Author + information
- Bernhard Meier, MD⁎ ()
- ↵⁎Swiss Cardiovascular Center Bern, University Hospital, Freiburgstrasse, CH-3010, Bern, BE 3010, Switzerland
The comment by Harper and Haqqani, namely that a patent foramen ovale (PFO) is unlikely to confer a significant mortality disadvantage, indirectly acknowledges that it might. Paradoxical embolism through a PFO can unequivocally have devastating consequences, including death. Hence, even if no significant risk for mortality has yet been proven, people die from it (1). This must suffice to take the matter seriously. If there was a simple vaccination to close the PFO, it would be a world standard. Implantation of a device in the heart, with an inherent risk for mortality as well, needs proof of superiority over the natural course. This proof (or disproof) is subject to time. About 1,000 patients have been randomized between device closure and natural course in a variety of trials in progress. Device implantation should show any disadvantage quite early as its risks are front-loaded. An advantage, however, takes many years to unveil because events from a PFO are fortunately rare (rarer than we initially thought), but not absent. None of the trials has been stopped prematurely, which speaks against a disadvantage without compromising the hope for an advantage of PFO closure.

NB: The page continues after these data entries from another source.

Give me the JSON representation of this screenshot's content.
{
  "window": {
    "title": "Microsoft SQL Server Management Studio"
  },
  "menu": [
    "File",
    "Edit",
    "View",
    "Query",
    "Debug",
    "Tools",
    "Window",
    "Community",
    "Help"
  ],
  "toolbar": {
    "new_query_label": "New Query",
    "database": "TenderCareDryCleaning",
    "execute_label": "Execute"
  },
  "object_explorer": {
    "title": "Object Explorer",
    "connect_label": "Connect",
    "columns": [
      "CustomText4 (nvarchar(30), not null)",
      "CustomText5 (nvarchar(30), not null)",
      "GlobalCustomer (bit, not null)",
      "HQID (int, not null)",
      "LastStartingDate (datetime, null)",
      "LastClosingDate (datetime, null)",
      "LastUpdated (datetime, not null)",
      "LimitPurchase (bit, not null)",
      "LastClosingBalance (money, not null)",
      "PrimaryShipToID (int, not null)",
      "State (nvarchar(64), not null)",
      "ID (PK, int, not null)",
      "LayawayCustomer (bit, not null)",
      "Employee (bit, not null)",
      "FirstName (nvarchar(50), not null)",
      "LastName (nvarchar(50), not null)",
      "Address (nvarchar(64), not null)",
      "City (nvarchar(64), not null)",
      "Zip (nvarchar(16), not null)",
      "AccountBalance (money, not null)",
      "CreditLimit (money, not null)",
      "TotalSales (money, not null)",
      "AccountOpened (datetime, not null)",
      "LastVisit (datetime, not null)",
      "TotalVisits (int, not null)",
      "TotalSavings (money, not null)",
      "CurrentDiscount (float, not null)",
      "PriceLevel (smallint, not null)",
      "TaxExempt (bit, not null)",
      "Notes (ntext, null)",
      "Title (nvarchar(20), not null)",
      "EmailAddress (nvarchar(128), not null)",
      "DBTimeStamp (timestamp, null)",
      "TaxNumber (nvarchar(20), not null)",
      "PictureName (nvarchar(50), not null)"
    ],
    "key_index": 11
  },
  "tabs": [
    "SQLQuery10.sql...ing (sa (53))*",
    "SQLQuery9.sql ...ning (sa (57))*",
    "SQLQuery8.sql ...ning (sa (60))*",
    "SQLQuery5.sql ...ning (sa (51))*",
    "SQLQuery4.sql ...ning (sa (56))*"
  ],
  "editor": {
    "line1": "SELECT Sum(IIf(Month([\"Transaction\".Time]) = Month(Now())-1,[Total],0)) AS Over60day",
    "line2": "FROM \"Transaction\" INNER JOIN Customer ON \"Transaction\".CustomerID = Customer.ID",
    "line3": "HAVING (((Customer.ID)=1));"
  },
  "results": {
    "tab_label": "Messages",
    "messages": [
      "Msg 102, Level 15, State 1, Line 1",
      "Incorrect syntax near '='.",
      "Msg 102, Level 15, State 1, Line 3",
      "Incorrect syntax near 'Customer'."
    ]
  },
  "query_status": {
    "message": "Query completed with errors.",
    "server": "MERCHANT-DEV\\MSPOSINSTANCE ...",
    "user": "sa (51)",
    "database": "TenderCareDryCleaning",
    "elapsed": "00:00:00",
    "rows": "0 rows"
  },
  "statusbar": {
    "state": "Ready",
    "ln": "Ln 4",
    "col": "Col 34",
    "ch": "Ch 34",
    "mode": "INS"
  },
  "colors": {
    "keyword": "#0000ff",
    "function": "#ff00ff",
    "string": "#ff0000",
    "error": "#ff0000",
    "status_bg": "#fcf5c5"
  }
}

The theory of selective mortality of the PFO is indeed not in keeping with the finding that the fewer PFOs in the elderly are larger in size (2). The theory of late spontaneous fusion by increasing left atrial pressure with age could explain that. Conversely, there is hard evidence for the first theory (people do die from PFOs) but not for the second. The fact that patients with mitral stenosis had a passable PFO in <1% according to Harper and Haqqani is not sufficiently explained by either theory. The bulging of the atrial septum into the right atrium in mitral stenosis is likely to render catheter passage from the inferior vena cava more difficult as the PFO is hidden behind this bulge in a region where the septum now is tangential to the catheter path, making probing for the PFO unyielding. Many PFOs go undetected under these circumstances, although they are not fused but simply functionally closed by elevated left atrial pressure and moved out of target for access from the inferior vena cava.